The High Street was on a ridge, with the wynds leading down its sides to the lower town. The main road through this lower town was the Cowgate, leading to the Grassmarket and the West Port. The Grassmarket was the main agricultural and livestock market. The West Port, short for Wester Portsburgh, had, like the Canongate, once been a suburb. By the 1820s it had become the Irish immigrant district, because of its proximity to the Glasgow Road leading west, and Port Hopetoun, the terminus of the Union Canal.

To the south, and uphill from the Cowgate, stood Edinburgh University and the medical district, which included the Royal Infirmary, Surgeon's Hall, and Surgeon's Square.

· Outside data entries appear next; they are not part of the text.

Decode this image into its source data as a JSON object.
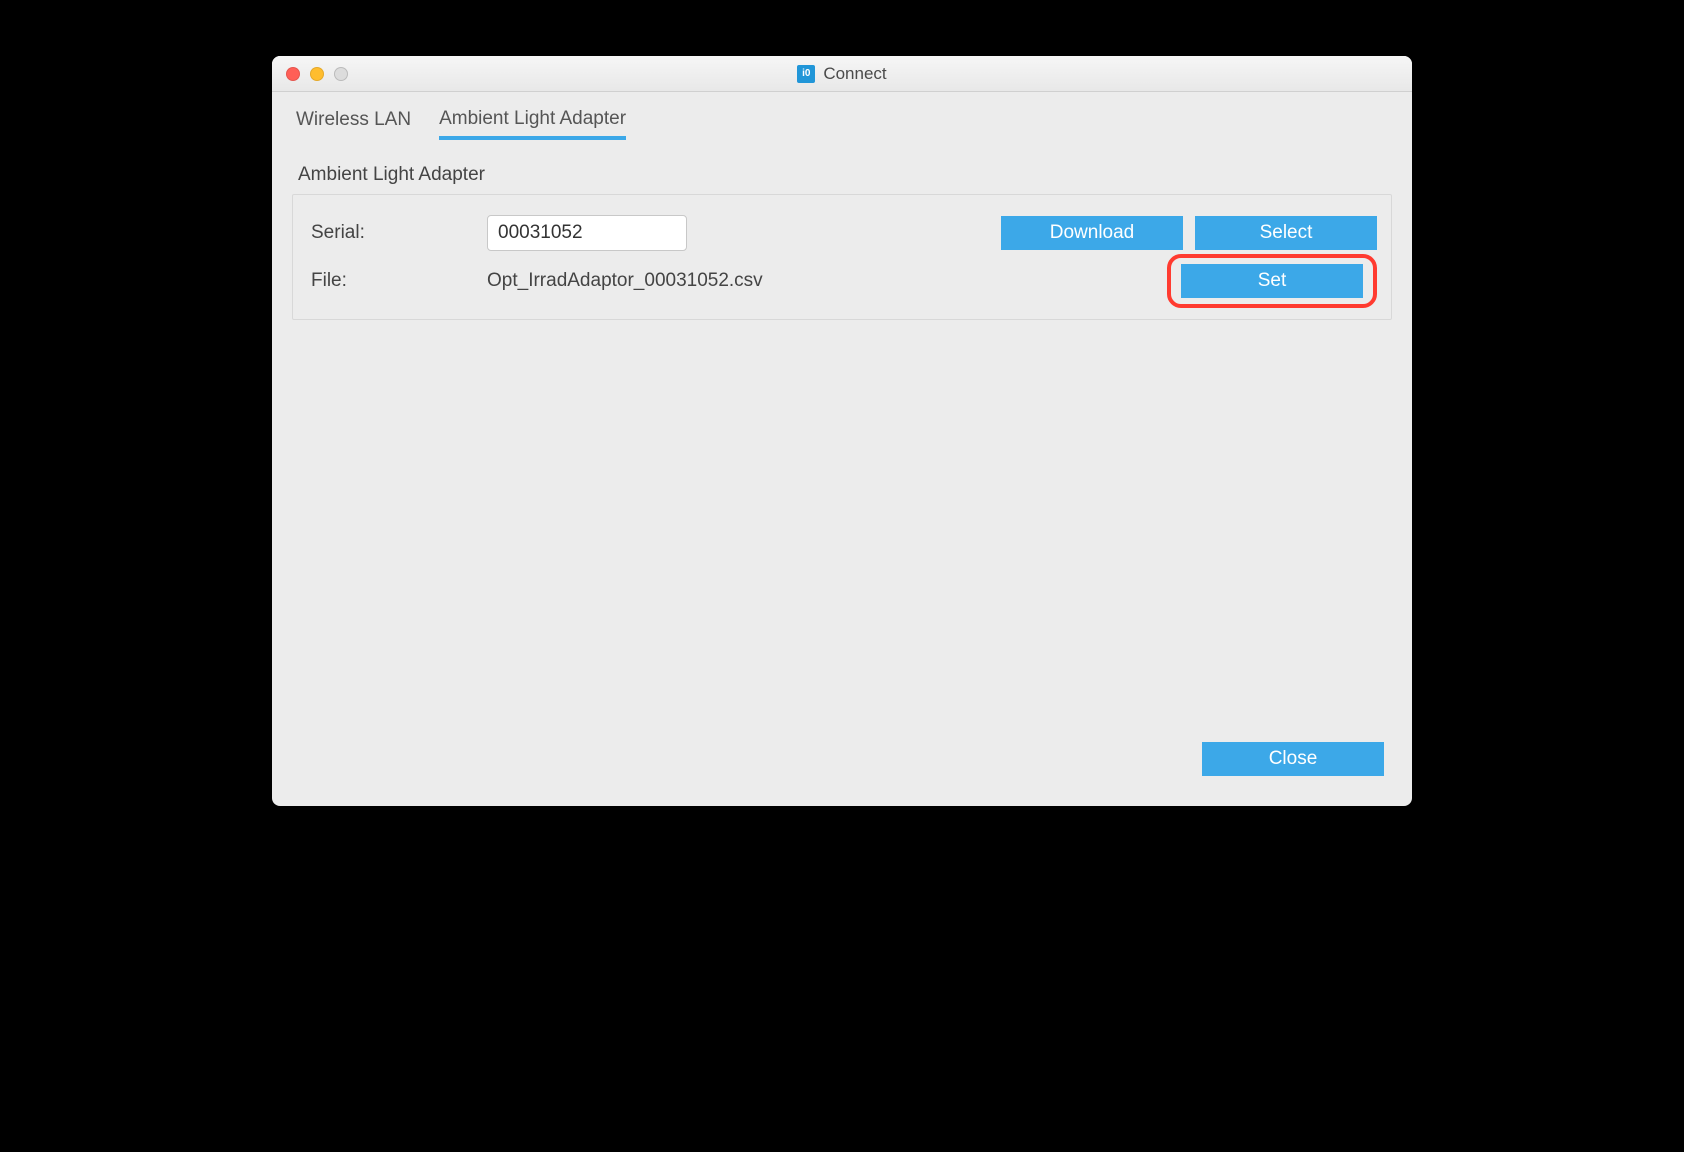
{
  "window": {
    "title": "Connect"
  },
  "tabs": {
    "wireless": "Wireless LAN",
    "ambient": "Ambient Light Adapter"
  },
  "section": {
    "title": "Ambient Light Adapter"
  },
  "form": {
    "serial_label": "Serial:",
    "serial_value": "00031052",
    "file_label": "File:",
    "file_value": "Opt_IrradAdaptor_00031052.csv"
  },
  "buttons": {
    "download": "Download",
    "select": "Select",
    "set": "Set",
    "close": "Close"
  }
}
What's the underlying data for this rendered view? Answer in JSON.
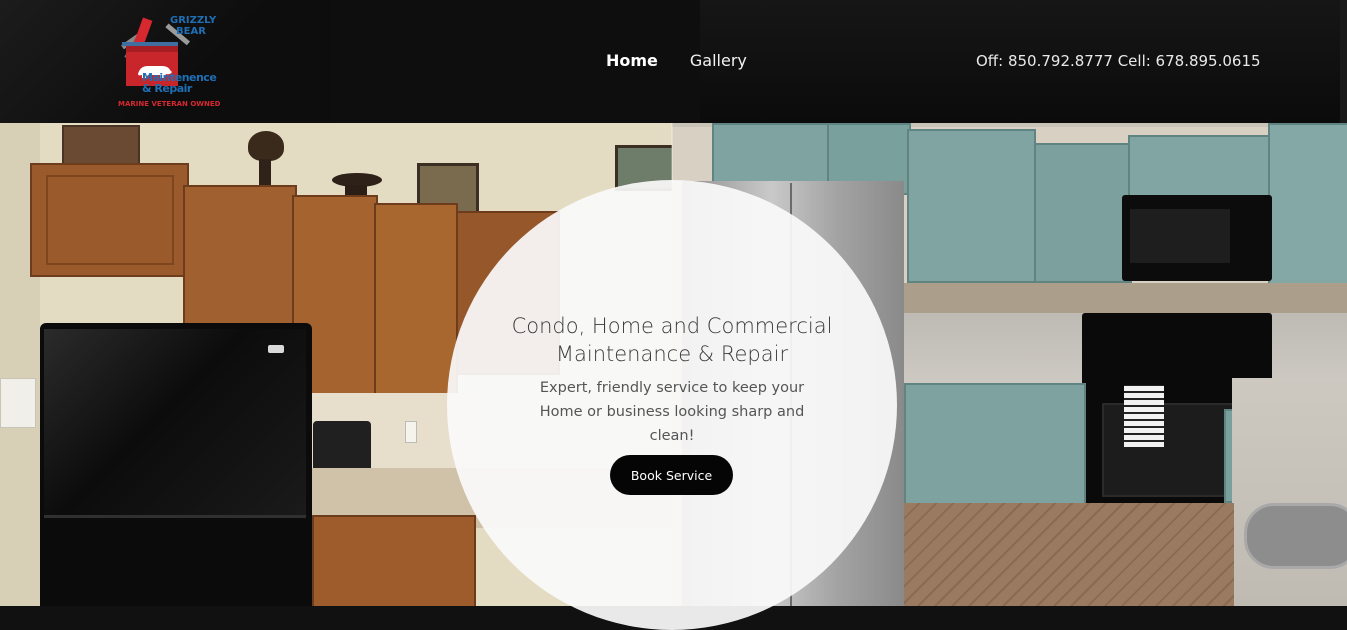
{
  "logo": {
    "line1": "GRIZZLY",
    "line2": "BEAR",
    "line3": "Maintenence",
    "line4": "& Repair",
    "tagline": "MARINE VETERAN OWNED"
  },
  "nav": {
    "items": [
      {
        "label": "Home",
        "active": true
      },
      {
        "label": "Gallery",
        "active": false
      }
    ]
  },
  "contact": {
    "phones": "Off: 850.792.8777 Cell: 678.895.0615"
  },
  "hero": {
    "headline_line1": "Condo, Home and Commercial",
    "headline_line2": "Maintenance & Repair",
    "subtext": "Expert, friendly service to keep your Home or business looking sharp and clean!",
    "cta_label": "Book Service"
  },
  "colors": {
    "header_bg": "#0e0e0e",
    "logo_red": "#d7282f",
    "logo_blue": "#1f6fb5",
    "button_bg": "#050505",
    "cabinet_wood": "#9a5a2e",
    "cabinet_teal": "#7fa3a1"
  }
}
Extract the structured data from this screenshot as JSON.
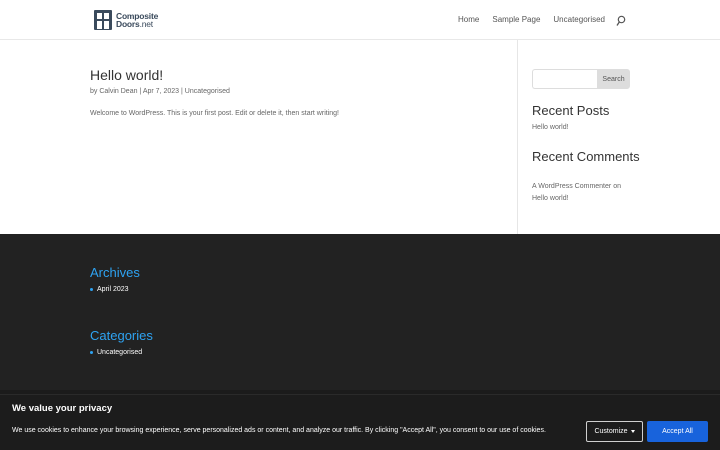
{
  "header": {
    "logo": {
      "line1": "Composite",
      "line2": "Doors",
      "tld": ".net"
    },
    "nav": [
      "Home",
      "Sample Page",
      "Uncategorised"
    ]
  },
  "post": {
    "title": "Hello world!",
    "meta": {
      "by": "by",
      "author": "Calvin Dean",
      "sep": "|",
      "date": "Apr 7, 2023",
      "category": "Uncategorised"
    },
    "excerpt": "Welcome to WordPress. This is your first post. Edit or delete it, then start writing!"
  },
  "sidebar": {
    "search": {
      "placeholder": "",
      "button": "Search"
    },
    "recent_posts": {
      "title": "Recent Posts",
      "items": [
        "Hello world!"
      ]
    },
    "recent_comments": {
      "title": "Recent Comments",
      "author": "A WordPress Commenter",
      "on": "on",
      "post": "Hello world!"
    }
  },
  "footer": {
    "archives": {
      "title": "Archives",
      "items": [
        "April 2023"
      ]
    },
    "categories": {
      "title": "Categories",
      "items": [
        "Uncategorised"
      ]
    }
  },
  "cookie_banner": {
    "title": "We value your privacy",
    "text": "We use cookies to enhance your browsing experience, serve personalized ads or content, and analyze our traffic. By clicking \"Accept All\", you consent to our use of cookies.",
    "customize": "Customize",
    "accept": "Accept All"
  },
  "colors": {
    "accent": "#2ea3f2",
    "footer_bg": "#222222",
    "accept_button": "#1863dc"
  }
}
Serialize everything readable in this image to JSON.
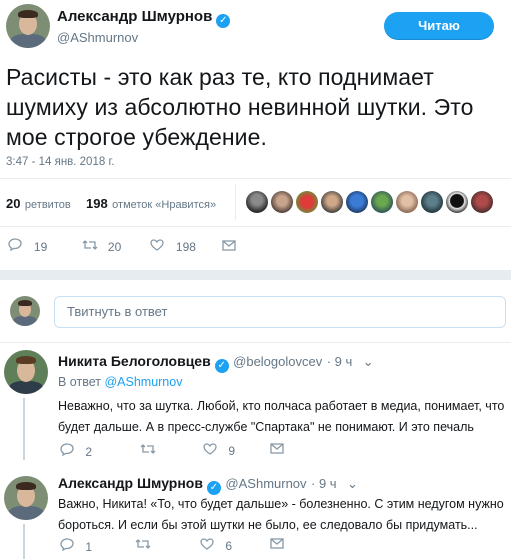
{
  "main_tweet": {
    "author_name": "Александр Шмурнов",
    "author_handle": "@AShmurnov",
    "follow_label": "Читаю",
    "text_lines": [
      "Расисты - это как раз те, кто поднимает",
      "шумиху из абсолютно невинной шутки. Это",
      "мое строгое убеждение."
    ],
    "timestamp": "3:47 - 14 янв. 2018 г.",
    "retweets_count": "20",
    "retweets_label": "ретвитов",
    "likes_count": "198",
    "likes_label": "отметок «Нравится»",
    "actions": {
      "reply_count": "19",
      "retweet_count": "20",
      "like_count": "198"
    }
  },
  "reply_composer": {
    "placeholder": "Твитнуть в ответ"
  },
  "replies": [
    {
      "author_name": "Никита Белоголовцев",
      "author_handle": "@belogolovcev",
      "time": "· 9 ч",
      "in_reply_prefix": "В ответ",
      "in_reply_handle": "@AShmurnov",
      "text_lines": [
        "Неважно, что за шутка. Любой, кто полчаса работает в медиа, понимает, что",
        "будет дальше. А в пресс-службе \"Спартака\" не понимают. И это печаль"
      ],
      "reply_count": "2",
      "retweet_count": "",
      "like_count": "9"
    },
    {
      "author_name": "Александр Шмурнов",
      "author_handle": "@AShmurnov",
      "time": "· 9 ч",
      "text_lines": [
        "Важно, Никита! «То, что будет дальше» - болезненно. С этим недугом нужно",
        "бороться. И если бы этой шутки не было, ее следовало бы придумать..."
      ],
      "reply_count": "1",
      "retweet_count": "",
      "like_count": "6"
    }
  ],
  "icons": {
    "reply": "reply-icon",
    "retweet": "retweet-icon",
    "like": "heart-icon",
    "dm": "envelope-icon",
    "verified": "verified-badge-icon"
  },
  "colors": {
    "accent": "#1da1f2",
    "muted": "#657786",
    "border": "#e6ecf0"
  }
}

The University was located on South Bridge, part of a series of civic improvements to facilitate movement from residential suburbs in the south to the High Street and the New Town. The effect was to raise the "genteel" parts of the city up on stilts, leaving the industrial districts, the trades, and the agricultural workers below.

Between the High Street and Holyrood Palace was the Canongate, once a medieval suburb but by 1828 the poorest and most heavily industrialized section of the city. One of the city jails was housed in the old Canongate Tollbooth. Nearby stood the Magdalene Asylum, a kind of reform school for penitent prostitutes, and the Charity Workhouse.